With most stocks, he said, you can at least get a price-to-earnings ratio, which tells you what investors are willing to pay for a company for every dollar of its earnings. That figure can help you determine if a company is over- or undervalued.
You’re more in the dark with bitcoin.
“The rise in the cryptocurrencies is reminiscent of the early stages of the internet bubble, with investors trying to evaluate stocks without earnings,” Mizrach said.
Most investors can explain what a bubble is: It’s what happens when a good’s price far exceeds its real value. And many of those considering buying bitcoin probably suspect that it’s largely speculation and hype that’s driven the price so high.

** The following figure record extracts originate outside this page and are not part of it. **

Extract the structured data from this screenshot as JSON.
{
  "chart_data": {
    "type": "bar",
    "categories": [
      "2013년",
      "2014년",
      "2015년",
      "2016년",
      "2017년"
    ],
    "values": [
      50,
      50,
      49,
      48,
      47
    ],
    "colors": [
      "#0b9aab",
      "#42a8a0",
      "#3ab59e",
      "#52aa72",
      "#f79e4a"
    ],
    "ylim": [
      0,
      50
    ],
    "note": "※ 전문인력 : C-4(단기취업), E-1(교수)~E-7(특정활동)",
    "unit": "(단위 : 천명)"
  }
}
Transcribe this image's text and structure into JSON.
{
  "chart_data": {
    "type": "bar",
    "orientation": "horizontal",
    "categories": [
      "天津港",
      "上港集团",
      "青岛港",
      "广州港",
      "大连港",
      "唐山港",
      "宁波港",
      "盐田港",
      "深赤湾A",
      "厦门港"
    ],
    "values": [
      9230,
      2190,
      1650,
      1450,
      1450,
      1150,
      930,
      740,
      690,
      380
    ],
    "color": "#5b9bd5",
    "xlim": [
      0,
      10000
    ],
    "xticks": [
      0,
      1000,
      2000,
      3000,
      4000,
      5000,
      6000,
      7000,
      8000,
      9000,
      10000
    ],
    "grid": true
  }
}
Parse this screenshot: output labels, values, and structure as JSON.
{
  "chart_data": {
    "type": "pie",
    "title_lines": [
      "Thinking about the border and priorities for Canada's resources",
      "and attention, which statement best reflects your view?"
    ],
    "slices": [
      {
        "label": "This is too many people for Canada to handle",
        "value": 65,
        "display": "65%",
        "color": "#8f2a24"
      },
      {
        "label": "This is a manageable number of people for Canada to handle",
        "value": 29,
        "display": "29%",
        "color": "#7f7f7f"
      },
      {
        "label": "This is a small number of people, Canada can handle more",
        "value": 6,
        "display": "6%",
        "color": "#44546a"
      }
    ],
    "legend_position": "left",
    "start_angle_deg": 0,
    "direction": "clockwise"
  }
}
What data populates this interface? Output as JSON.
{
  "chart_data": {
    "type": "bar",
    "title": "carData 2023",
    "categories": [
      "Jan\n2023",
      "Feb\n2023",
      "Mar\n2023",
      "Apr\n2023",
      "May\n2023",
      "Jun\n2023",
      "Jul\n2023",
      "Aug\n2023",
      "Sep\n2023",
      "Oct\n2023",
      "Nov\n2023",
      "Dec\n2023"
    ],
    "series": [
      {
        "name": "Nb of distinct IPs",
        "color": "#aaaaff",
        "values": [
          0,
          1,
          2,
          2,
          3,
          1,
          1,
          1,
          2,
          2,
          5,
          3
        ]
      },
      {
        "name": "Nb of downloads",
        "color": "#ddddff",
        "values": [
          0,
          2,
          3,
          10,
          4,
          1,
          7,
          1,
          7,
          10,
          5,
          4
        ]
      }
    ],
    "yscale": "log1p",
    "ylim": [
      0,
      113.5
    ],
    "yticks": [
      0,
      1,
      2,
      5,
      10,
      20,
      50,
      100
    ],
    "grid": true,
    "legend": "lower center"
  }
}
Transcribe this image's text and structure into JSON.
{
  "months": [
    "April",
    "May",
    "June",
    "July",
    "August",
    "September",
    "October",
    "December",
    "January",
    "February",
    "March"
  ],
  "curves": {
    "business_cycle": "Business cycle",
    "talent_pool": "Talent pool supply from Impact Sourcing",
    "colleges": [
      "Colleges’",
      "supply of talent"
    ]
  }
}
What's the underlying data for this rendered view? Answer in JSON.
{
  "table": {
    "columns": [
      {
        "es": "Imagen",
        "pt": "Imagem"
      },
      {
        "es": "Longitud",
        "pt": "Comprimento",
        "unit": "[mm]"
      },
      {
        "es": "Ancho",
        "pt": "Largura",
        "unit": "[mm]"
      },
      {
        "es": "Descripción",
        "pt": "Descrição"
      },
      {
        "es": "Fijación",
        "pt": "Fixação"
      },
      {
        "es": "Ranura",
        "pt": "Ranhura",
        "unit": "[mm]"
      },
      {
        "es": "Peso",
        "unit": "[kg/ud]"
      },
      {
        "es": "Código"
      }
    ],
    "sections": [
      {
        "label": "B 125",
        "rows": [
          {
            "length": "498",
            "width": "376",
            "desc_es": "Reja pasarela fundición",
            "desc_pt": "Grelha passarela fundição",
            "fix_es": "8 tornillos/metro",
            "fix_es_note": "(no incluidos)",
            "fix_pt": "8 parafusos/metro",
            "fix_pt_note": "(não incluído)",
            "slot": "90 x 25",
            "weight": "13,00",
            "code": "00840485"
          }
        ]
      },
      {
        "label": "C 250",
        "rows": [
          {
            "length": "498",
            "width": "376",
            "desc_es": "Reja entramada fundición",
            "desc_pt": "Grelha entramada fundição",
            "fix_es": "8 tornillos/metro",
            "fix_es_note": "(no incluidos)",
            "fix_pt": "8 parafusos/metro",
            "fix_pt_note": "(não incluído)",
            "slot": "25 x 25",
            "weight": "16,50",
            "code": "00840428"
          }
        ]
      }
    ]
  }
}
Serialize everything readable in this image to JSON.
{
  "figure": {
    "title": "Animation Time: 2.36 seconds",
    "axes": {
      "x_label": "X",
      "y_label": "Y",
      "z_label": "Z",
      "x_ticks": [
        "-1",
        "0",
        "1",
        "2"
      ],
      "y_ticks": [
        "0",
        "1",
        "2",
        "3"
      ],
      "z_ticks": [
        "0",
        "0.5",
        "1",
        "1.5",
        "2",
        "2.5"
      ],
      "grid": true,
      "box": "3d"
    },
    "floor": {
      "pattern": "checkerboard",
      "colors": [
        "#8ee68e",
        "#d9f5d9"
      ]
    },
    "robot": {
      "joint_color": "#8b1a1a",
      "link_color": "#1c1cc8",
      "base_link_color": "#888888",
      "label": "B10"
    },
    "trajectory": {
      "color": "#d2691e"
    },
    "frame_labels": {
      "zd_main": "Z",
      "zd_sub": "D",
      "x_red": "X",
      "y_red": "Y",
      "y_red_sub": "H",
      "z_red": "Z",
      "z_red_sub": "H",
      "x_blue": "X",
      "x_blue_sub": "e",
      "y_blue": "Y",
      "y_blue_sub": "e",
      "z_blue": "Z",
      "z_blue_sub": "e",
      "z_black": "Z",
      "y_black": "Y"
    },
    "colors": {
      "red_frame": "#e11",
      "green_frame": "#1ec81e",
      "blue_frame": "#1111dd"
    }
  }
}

But people buy assets even when they know they’re overvalued, “because they expect prices to go even higher,” Mizrach said.
And, he said, “they all believe that they can exit before the bubble crashes.”
Just remember: That’s what everyone else is thinking.
“By the time most individual investors get into a rising investment, it’s often too late,” Baker said.
All that being said, investors would be mistaken to ignore the rise of cryptocurrencies, explained Douglas Boneparth, certified financial planner and president of Bone Fide Wealth in New York.
“It’s definitely a bad idea to stick your head in the sand and assume this is nothing,” Boneparth said. “The reality here is you’re watching an entire decentralized financial system being built before your eyes.”
He recommends people educate themselves as much as possible on the technology, and then they can determine if they should be invested in digital currencies and if so, how much.
For many, the standard advice from financial experts is not to put more than 1% to 5% of your money into the assets will hold true. Meanwhile, others may find their conviction in the innovation and tolerance for risk allows for more.